受賞した、賞金もらった、デビューした、もう二度と小説書かない――
そういう人であれば、デビューだけを目標にがんばるのもアリでしょう。
ですがほとんどの作家志望者は、デビューしたあとも書き続けたい、
作家であり続けたいと漠然と考えているのではないでしょうか。
そしてそれは、デビューするまでに重ねた苦労より、はるかに大きな苦労が伴う道のりなのです。

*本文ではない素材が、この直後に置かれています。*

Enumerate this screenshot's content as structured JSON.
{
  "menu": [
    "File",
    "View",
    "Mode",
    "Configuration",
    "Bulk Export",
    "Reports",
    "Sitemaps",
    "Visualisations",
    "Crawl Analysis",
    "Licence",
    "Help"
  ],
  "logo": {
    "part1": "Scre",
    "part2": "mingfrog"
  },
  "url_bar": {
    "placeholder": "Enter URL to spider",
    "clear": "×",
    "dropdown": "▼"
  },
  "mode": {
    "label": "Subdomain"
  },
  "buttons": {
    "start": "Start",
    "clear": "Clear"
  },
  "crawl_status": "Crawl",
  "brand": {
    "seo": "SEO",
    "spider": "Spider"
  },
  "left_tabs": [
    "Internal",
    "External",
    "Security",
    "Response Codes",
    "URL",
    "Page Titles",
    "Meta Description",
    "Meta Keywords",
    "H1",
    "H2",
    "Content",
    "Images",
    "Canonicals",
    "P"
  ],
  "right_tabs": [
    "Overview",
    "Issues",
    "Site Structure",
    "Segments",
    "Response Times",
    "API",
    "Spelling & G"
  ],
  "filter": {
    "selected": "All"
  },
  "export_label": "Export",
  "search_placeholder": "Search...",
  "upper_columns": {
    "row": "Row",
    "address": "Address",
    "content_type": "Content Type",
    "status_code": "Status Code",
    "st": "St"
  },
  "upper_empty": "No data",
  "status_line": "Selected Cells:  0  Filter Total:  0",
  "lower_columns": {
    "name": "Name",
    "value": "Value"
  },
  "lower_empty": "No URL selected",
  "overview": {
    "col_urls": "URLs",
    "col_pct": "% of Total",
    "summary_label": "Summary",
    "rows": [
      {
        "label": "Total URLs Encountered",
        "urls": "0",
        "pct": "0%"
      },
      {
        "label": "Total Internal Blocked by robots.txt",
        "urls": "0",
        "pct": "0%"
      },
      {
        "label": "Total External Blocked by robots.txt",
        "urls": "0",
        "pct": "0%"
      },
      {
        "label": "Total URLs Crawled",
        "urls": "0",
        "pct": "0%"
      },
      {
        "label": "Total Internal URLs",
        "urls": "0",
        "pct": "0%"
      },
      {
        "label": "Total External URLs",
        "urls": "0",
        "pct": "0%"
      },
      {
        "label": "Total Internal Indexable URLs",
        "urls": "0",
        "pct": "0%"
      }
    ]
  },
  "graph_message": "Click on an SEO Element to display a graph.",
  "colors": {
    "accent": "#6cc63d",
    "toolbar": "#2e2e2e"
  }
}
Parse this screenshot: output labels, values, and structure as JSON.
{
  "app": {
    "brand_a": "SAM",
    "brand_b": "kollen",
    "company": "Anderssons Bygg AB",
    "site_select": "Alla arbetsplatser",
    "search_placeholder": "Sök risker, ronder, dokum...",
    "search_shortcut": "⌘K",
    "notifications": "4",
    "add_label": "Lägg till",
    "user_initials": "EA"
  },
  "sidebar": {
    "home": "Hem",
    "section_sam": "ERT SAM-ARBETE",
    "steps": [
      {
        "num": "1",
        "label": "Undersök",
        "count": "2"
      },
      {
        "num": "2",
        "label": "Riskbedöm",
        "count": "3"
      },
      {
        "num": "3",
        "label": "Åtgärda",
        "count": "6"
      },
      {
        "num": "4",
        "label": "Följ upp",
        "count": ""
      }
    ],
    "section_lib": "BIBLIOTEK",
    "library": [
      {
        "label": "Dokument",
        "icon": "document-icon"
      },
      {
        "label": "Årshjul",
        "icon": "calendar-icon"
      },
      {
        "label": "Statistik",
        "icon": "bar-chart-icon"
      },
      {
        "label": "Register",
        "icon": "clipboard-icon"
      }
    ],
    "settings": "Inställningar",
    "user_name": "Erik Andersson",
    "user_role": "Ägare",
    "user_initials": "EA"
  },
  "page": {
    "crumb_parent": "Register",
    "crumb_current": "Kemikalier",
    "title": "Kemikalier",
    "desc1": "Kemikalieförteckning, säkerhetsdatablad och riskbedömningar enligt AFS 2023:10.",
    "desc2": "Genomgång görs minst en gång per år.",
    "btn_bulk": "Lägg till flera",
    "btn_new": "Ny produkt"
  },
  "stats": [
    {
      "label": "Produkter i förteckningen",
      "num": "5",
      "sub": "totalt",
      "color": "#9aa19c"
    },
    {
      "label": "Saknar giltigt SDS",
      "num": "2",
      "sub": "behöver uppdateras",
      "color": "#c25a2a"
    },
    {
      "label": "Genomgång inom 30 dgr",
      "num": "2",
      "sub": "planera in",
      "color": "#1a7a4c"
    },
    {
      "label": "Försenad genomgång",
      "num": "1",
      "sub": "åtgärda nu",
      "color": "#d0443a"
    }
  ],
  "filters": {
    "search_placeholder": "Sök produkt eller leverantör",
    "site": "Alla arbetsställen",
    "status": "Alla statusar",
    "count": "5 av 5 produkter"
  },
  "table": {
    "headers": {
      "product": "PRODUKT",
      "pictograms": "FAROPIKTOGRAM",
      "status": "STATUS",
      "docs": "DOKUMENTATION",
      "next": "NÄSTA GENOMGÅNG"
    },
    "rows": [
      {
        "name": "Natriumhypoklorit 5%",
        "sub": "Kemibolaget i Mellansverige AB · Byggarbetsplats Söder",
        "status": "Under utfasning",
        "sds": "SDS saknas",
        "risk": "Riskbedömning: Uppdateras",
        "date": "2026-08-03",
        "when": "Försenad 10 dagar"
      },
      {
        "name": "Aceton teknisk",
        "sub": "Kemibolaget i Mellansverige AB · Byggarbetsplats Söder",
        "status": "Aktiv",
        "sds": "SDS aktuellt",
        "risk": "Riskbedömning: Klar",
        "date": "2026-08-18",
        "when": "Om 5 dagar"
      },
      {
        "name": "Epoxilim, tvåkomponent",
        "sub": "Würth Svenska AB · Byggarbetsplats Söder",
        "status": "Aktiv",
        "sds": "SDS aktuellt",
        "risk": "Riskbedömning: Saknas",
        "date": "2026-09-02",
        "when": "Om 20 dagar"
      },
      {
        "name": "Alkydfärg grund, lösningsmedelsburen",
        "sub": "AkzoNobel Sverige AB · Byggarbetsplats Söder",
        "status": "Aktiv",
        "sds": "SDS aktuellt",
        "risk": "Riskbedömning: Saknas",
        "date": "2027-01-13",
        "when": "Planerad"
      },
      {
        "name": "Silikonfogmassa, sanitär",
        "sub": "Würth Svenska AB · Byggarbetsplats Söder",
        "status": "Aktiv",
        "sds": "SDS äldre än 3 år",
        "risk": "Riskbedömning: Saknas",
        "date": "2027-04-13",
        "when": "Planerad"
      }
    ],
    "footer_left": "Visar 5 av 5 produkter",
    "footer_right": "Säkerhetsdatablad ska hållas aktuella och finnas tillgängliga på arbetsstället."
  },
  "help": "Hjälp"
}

作家を続けるには、何よりもまず「書き続けること」が重要です。
たとえ書きたくなくても、締め切りというものは容赦なくやってきます。
アイデアが浮かばなければ絞り出し、気分が乗らなければ何とか奮い立たせて、
とにかく書き進めなければいけません。
そうして身を削るような思いをして書いた作品であっても、
必ずしも売れるとは限りません。
売れなければいずれ、次の作品を書くことすらできなくなります。
(ネット上でのさまざまな評価にさらされなければならない、
という苦労も、今は含めてもいいかもしれません)
仮に売れたとしても、売れ続けるとは限らない。
25歳でデビューした人が平均寿命を迎えるまで、およそ50年。
その間、ずっと書き続けていられる保証はどこにもありません。
上に挙げたのはほんの一部で、実際には恐らくもっと多くの苦労が付きまといます。
「作家であり続けること」は、「作家になること」よりはるかに大変なのです。
自分の立場でこういうことを言うのはアレかもしれませんが、
正直、人並みに満たされた生活を送りたいのであれば、
作家になるのなんか諦めて普通に職に就いたほうがいいです。
それでも作家になりたいというのであれば、
それなりの覚悟をもって臨んでください。
幸い、作家に定年はありません。
今「それなりの覚悟」がないのであれば、とりあえず今は見聞を広めておいて、
何年後かに改めて挑戦するというのも手です。
そのインターバル期間に得た知識や経験が、
作家になったあとで役に立つことがあるかもしれません。
その頃にはもう、あなたの作風はライトノベルの世界で書いていくには
難しいものになっているかもしれませんが、
そうならそうで、ライトノベルではない、別の賞を目指せばいいだけのことです。
作家になるための近道はありませんが、結果的に近道になる道はあると思います。
その道を見出すためにも、作家を目指す皆さんは、
「作家になってどうするか」「どんな作家になりたいか」、ということを、
ときどきでいいので考えてみてください。
(まあ、そもそもこういうことを考えずに突っ走った結果、
作家になっちゃった、という人もいるかと思いますが、
そういう人は最初からこんなところ見てないと思います)
作家志望の方が読めば、いろいろとげんなりするであろうことも書いてきましたが、
ここまでの内容を読んで諦めるくらいなら、そもそもその人は
作家に向いてなかったのだ、という思いもあります。
どんな苦労を背負ってでも、自分の中に生まれた物語を、多くの人に届けたい。
そういう思いが、作家であり続けるための何よりの原動力ですし、
我々編集者もまた、その思いに応えたいと思っています。
編集者として一番幸せな瞬間というのは、この作品を世に送り出したい、
作品に込められた思いを、1人でも多くの人に伝えたい、
そう思わせる作品に出会ったときです。
間もなく選考が始まる第2回『このライトノベルがすごい!』大賞で、
1作でも多く、そういう作品に出会えることを祈っています。
1か月少々にわたって続けてきた当企画、いかがだったでしょうか。
振り返れば我ながら取りとめない内容だったなあと反省しきりですが、
とりあえず、ここまで書いてきた内容が
少しでも作家志望の方々のお役に立てたなら幸いです。
第2回『このライトノベルがすごい!』大賞の応募締め切りは2011年1月10日。
皆さんの力作をお待ちしております。